The Museum of Natural History in Turin is a beautiful structure, built as a hospital in the 17th century to create a centre for the emerging discipline of practical, scientific, evidence-based medicine. On 14 October, however, it’s being turned into the “Time Machine Factory”. A number of eminent physicists are coming together to make the case – to each other, at least – that time travel is possible.
Time is certainly slippery. Our best model for getting to grips with it is Einstein’s special theory of relativity, which says there is no such thing as absolute, objective time. It ticks one way for you and differently for someone accelerating towards or away from you. After six months on the orbiting International Space Station, for instance, the astronauts return to earth seven milliseconds younger than they would have been if they had remained with the rest of us.
We know this to be correct because our GPS works. The GPS satellites, which orbit the earth at 14,000 kilometres an hour, are also subject to this “time dilation” and their signals have to be put forward by seven microseconds a day to compensate.
But, confusingly, we also know relativity must be wrong.
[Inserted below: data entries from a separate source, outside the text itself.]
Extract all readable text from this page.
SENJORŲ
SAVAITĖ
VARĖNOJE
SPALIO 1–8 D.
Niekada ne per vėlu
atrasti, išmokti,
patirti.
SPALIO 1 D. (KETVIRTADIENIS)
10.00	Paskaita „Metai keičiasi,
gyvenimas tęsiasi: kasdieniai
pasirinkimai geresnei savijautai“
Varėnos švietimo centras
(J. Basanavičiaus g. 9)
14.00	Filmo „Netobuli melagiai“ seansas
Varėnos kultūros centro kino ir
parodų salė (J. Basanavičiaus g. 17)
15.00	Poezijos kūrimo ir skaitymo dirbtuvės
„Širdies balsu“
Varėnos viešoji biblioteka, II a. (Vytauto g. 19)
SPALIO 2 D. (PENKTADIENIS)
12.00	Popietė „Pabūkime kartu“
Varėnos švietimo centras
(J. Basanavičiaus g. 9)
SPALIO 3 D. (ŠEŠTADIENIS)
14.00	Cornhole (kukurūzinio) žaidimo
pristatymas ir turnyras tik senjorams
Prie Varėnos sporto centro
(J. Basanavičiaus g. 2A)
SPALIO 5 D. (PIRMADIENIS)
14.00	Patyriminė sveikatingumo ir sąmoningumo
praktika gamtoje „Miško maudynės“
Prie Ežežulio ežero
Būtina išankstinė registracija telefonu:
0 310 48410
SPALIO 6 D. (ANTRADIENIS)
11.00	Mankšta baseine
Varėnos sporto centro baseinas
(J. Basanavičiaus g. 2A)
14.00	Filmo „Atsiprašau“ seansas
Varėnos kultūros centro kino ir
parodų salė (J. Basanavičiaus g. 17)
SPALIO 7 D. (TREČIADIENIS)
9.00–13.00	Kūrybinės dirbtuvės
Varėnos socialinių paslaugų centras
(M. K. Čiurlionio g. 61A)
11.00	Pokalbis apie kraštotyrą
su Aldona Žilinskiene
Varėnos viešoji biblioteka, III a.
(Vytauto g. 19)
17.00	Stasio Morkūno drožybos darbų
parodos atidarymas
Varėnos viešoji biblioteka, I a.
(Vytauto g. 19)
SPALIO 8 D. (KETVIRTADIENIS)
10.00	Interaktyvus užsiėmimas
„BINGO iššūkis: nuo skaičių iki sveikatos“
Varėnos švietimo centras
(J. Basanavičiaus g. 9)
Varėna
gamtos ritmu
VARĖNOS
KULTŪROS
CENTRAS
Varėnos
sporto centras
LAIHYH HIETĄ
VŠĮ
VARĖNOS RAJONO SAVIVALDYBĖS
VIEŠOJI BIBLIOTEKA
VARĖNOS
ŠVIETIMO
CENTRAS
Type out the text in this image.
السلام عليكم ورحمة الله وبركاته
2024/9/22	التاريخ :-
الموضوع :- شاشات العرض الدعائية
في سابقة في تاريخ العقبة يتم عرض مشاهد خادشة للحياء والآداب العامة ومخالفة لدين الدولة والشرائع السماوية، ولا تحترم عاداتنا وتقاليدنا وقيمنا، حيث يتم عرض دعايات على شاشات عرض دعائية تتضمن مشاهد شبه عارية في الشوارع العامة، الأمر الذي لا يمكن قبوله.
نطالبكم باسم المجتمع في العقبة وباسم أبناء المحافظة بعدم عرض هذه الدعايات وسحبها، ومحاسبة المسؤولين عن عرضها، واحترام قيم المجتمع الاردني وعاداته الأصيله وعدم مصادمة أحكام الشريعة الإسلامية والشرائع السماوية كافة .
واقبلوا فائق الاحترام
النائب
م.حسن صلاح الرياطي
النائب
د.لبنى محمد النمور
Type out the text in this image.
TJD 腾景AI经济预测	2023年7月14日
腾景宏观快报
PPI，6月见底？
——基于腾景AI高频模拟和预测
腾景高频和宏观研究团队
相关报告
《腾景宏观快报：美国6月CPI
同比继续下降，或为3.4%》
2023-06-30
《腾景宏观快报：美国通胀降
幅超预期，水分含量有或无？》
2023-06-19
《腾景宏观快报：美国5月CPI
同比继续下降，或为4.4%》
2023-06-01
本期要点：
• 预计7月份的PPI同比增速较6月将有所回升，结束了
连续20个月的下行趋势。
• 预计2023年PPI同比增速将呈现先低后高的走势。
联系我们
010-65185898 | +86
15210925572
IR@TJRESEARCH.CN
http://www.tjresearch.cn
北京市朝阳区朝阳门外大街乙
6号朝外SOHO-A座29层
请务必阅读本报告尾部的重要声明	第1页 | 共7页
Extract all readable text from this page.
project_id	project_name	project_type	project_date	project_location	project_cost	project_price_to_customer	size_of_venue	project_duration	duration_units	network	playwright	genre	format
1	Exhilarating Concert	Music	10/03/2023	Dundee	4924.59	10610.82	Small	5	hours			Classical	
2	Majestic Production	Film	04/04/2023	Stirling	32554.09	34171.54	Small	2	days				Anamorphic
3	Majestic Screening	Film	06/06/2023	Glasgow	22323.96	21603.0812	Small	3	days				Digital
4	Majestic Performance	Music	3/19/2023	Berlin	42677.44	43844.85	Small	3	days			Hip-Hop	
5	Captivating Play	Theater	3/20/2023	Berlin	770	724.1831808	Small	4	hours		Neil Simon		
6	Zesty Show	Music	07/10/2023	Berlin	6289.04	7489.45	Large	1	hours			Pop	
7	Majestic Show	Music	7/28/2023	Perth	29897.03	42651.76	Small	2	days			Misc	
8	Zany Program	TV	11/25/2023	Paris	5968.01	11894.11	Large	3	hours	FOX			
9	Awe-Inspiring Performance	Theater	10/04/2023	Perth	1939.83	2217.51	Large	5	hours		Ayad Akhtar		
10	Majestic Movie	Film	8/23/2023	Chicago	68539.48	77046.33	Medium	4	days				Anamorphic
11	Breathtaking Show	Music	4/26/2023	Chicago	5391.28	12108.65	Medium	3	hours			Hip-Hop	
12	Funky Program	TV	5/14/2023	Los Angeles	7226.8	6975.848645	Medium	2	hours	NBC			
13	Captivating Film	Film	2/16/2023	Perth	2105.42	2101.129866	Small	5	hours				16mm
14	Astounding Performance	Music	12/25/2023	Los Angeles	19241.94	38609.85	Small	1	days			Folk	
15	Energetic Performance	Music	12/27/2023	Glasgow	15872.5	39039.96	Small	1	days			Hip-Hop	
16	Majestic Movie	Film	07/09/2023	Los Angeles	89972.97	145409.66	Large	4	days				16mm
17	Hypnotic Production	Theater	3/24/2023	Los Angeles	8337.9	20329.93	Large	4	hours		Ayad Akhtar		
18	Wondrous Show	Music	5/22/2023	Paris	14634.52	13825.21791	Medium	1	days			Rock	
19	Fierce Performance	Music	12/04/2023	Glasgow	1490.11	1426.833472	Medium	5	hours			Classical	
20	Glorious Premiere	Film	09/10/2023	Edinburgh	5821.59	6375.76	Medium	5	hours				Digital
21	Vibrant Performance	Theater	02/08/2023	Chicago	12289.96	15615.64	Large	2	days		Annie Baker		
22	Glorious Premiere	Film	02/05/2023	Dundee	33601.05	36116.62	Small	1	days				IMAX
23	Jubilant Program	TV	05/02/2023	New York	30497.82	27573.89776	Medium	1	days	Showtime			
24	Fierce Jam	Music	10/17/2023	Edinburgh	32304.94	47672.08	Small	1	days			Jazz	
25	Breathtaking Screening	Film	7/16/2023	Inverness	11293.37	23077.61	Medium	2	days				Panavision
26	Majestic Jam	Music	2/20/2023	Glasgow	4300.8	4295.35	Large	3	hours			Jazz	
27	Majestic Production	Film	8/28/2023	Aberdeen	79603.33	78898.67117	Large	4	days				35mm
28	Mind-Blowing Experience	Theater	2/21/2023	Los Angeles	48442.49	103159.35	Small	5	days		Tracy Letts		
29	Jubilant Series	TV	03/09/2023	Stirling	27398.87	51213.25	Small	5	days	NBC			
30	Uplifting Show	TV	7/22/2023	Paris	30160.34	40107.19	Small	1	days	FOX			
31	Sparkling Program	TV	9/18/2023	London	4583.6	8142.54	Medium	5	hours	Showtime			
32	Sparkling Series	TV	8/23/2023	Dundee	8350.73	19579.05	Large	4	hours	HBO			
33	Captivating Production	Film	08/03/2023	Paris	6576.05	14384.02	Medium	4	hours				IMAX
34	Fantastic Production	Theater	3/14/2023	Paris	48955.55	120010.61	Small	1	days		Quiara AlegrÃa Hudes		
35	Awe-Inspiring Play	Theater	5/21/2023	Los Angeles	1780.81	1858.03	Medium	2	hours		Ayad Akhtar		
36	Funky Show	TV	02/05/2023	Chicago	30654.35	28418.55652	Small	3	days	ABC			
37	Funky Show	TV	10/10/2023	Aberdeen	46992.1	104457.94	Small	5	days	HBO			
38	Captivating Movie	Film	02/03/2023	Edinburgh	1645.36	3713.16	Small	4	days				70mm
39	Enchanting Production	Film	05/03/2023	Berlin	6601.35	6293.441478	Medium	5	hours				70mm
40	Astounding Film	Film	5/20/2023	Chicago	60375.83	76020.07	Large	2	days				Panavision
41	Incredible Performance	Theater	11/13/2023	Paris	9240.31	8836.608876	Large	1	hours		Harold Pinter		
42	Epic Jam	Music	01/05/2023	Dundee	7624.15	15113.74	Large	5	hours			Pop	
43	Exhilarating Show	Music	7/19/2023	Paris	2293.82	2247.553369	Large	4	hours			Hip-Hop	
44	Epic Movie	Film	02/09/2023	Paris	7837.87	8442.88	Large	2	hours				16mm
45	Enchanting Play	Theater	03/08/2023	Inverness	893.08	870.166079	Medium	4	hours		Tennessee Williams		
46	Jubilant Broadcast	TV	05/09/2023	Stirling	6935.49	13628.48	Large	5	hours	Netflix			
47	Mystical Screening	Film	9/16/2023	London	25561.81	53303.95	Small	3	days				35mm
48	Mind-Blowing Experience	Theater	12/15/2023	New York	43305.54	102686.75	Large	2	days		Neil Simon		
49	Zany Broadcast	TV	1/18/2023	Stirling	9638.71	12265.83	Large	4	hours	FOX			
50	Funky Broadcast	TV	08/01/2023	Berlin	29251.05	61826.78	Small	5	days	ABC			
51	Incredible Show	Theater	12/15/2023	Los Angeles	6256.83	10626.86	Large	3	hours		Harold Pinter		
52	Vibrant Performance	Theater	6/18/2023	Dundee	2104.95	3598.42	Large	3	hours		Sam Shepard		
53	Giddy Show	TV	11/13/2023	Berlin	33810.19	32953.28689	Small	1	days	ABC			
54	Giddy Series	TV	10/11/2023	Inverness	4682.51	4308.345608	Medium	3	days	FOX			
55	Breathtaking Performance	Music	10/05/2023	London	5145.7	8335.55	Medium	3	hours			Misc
That’s because we have a deeper theory governing processes in the universe – quantum theory – and the two don’t mesh well.
The mismatch is largely because quantum theory doesn’t require a concept of time at all. Though that seems ridiculous, experiments have shown that many of the fundamental subatomic particles pay no attention to time; they are as happy travelling forward in time (from our perspective) as backward. Expanding on this, the Oxfordshire-based physicist Julian Barbour, who is participating in the Turin conference, has repeatedly claimed that time is an illusion.
The universe, he says, is static in time, with no past and no future: that is, there is no such thing as time. Barbour, it’s worth pointing out, is taken very seriously.
All this is fascinating, but there is almost no practical benefit to researching time travel. Some physicists like to argue that GPS wouldn’t work without our understanding of relativity but it would –we would observe the signals going awry and program in a correction. It’s fair to say that understanding the human grasp of time might have some benefit for those whose brain signals tend to go wrong. Attention deficit hyperactivity disorder, for instance, has been linked to misfiring time perception circuitry in the brain’s frontal lobe, basal ganglia and cerebellum. It is difficult, though, to make the case that hyperactive children will benefit from our attempts to build a time machine.
Time out of mind
Yet the attempts will continue – because we are human. As a species, we are slaves to time and clearly enjoy escaping it, even if only in our imagination.
As Stephen Hawking said when excusing himself for researching cosmic engineering projects born from ideas in science fiction: “To confine our attention to terrestrial matters would be to limit the human spirit.”